Las operaciones en terreno y los análisis en laboratorio fueron financiados por los proyectos FONDECYT 11121665, FONDECYT 1130808, FONDECYT 1100354 y por la Mission Archéologique Arica-Belén del Ministerio de Relaciones Exteriores de Francia. Adrián Oyaneder, Carlos Galeno, Rubén Santos y Romuald Housse fueron operadores de los trabajos de fotointerpretación. Katherine Rodríguez, Federico González, Katherine Vega, Manuel Rojas, Óscar Corvacho, Jorge Herrera, Eugenia Gayo y Marta Crespo colaboraron a diversos análisis geomáticos y de caracterización geoambiental. Asociaciones culturales y organizaciones socioterritoriales de la comuna de Putre brindaron apoyo para la producción del catastro arqueológico. El Consejo de Monumentos Nacionales de Chile autorizó las intervenciones arqueológicas de recolección y excavación.

 

Notas

5 Prospecciones pedestres fueron desarrolladas principalmente en torno a las localidades de Copaquilla, Zapahuira y Belén (Jofré 2003a, 2003b; Romero 2004; Romero et al. 2008; Valenzuela 2010). Otras prospecciones se realizaron en las zonas de Tangani, Pampa el Muerto, Tongolaca, Tojotojone y Mullipungu (Sepúlveda et al. 2010; Sepúlveda et al. 2013). En conjunto, en los últimos 10 años los reconocimientos arqueológicos en terreno de la cuenca alta de Azapa permitieron el registro de un total de unos 560 sitios, que se suman a los 40 registrados entre las décadas de 1970 y 1990.

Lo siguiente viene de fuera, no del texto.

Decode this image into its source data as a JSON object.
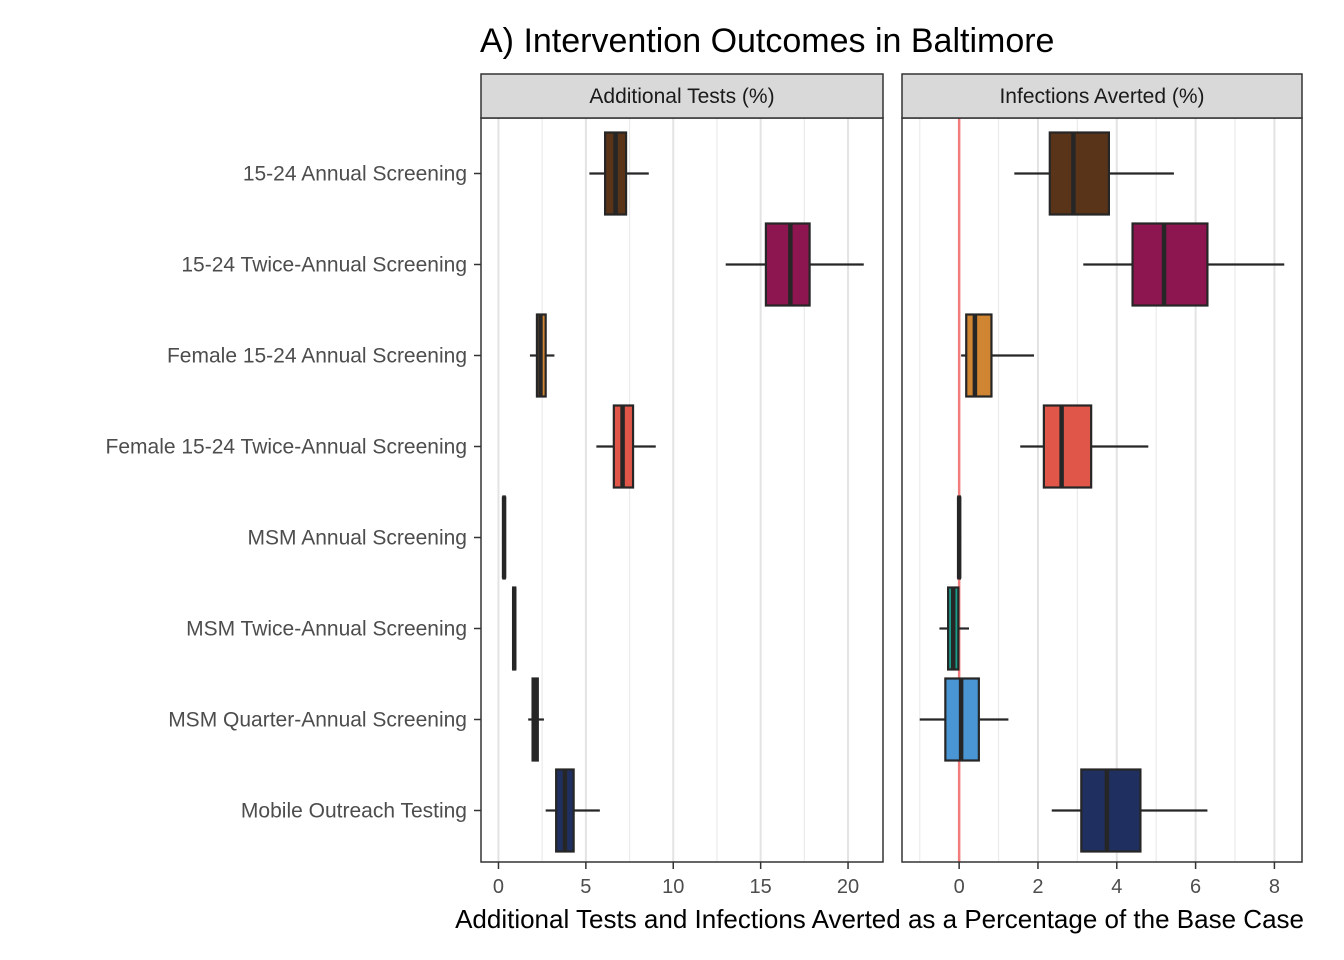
{
  "chart_data": {
    "type": "boxplot",
    "title": "A) Intervention Outcomes in Baltimore",
    "xlabel": "Additional Tests and Infections Averted as a Percentage of the Base Case",
    "categories": [
      "15-24 Annual Screening",
      "15-24 Twice-Annual Screening",
      "Female 15-24 Annual Screening",
      "Female 15-24 Twice-Annual Screening",
      "MSM Annual Screening",
      "MSM Twice-Annual Screening",
      "MSM Quarter-Annual Screening",
      "Mobile Outreach Testing"
    ],
    "colors": [
      "#5a3418",
      "#8e1650",
      "#cf8532",
      "#e0574a",
      "#1f8f8f",
      "#1a9e8a",
      "#4a96d4",
      "#1f3060"
    ],
    "reference_line": {
      "value": 0,
      "panel": 1,
      "color": "#f07c7c"
    },
    "panels": [
      {
        "strip": "Additional Tests (%)",
        "xlim": [
          -1,
          22
        ],
        "ticks": [
          0,
          5,
          10,
          15,
          20
        ],
        "tick_labels": [
          "0",
          "5",
          "10",
          "15",
          "20"
        ],
        "boxes": [
          {
            "whisker_low": 5.2,
            "q1": 6.1,
            "median": 6.7,
            "q3": 7.3,
            "whisker_high": 8.6
          },
          {
            "whisker_low": 13.0,
            "q1": 15.3,
            "median": 16.7,
            "q3": 17.8,
            "whisker_high": 20.9
          },
          {
            "whisker_low": 1.8,
            "q1": 2.2,
            "median": 2.4,
            "q3": 2.7,
            "whisker_high": 3.2
          },
          {
            "whisker_low": 5.6,
            "q1": 6.6,
            "median": 7.1,
            "q3": 7.7,
            "whisker_high": 9.0
          },
          {
            "whisker_low": 0.2,
            "q1": 0.28,
            "median": 0.32,
            "q3": 0.36,
            "whisker_high": 0.42
          },
          {
            "whisker_low": 0.78,
            "q1": 0.84,
            "median": 0.9,
            "q3": 0.96,
            "whisker_high": 1.02
          },
          {
            "whisker_low": 1.7,
            "q1": 1.95,
            "median": 2.1,
            "q3": 2.25,
            "whisker_high": 2.6
          },
          {
            "whisker_low": 2.7,
            "q1": 3.3,
            "median": 3.8,
            "q3": 4.3,
            "whisker_high": 5.8
          }
        ]
      },
      {
        "strip": "Infections Averted (%)",
        "xlim": [
          -1.45,
          8.7
        ],
        "ticks": [
          0,
          2,
          4,
          6,
          8
        ],
        "tick_labels": [
          "0",
          "2",
          "4",
          "6",
          "8"
        ],
        "boxes": [
          {
            "whisker_low": 1.4,
            "q1": 2.3,
            "median": 2.9,
            "q3": 3.8,
            "whisker_high": 5.45
          },
          {
            "whisker_low": 3.15,
            "q1": 4.4,
            "median": 5.2,
            "q3": 6.3,
            "whisker_high": 8.25
          },
          {
            "whisker_low": 0.05,
            "q1": 0.18,
            "median": 0.4,
            "q3": 0.82,
            "whisker_high": 1.9
          },
          {
            "whisker_low": 1.55,
            "q1": 2.15,
            "median": 2.6,
            "q3": 3.35,
            "whisker_high": 4.8
          },
          {
            "whisker_low": -0.05,
            "q1": -0.02,
            "median": 0.0,
            "q3": 0.02,
            "whisker_high": 0.05
          },
          {
            "whisker_low": -0.5,
            "q1": -0.28,
            "median": -0.15,
            "q3": -0.02,
            "whisker_high": 0.25
          },
          {
            "whisker_low": -1.0,
            "q1": -0.35,
            "median": 0.05,
            "q3": 0.5,
            "whisker_high": 1.25
          },
          {
            "whisker_low": 2.35,
            "q1": 3.1,
            "median": 3.75,
            "q3": 4.6,
            "whisker_high": 6.3
          }
        ]
      }
    ],
    "grid": true,
    "legend": "none"
  }
}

6 La fotointerpretación se basó en dos escenas capturadas por los sensores World View 2 y Pléiades (además de las imágenes disponibles en los mosaicos diacrónicos de los geoportales en línea, Google y Bing). Estas escenas fueron conseguidas durante la estación seca, cuando la cobertura vegetacional es mínima (índices de vegetación NDVI calculados a partir de imágenes Landsat 8 evidencian que en agosto las formaciones vegetacionales son dos veces menos extensas que al final de la temporada de lluvias). Para garantizar la precisión geoespacial del registro arqueológico, ambas escenas fueron orto-rectificadas con un DEM Digital Globe jAES 4m.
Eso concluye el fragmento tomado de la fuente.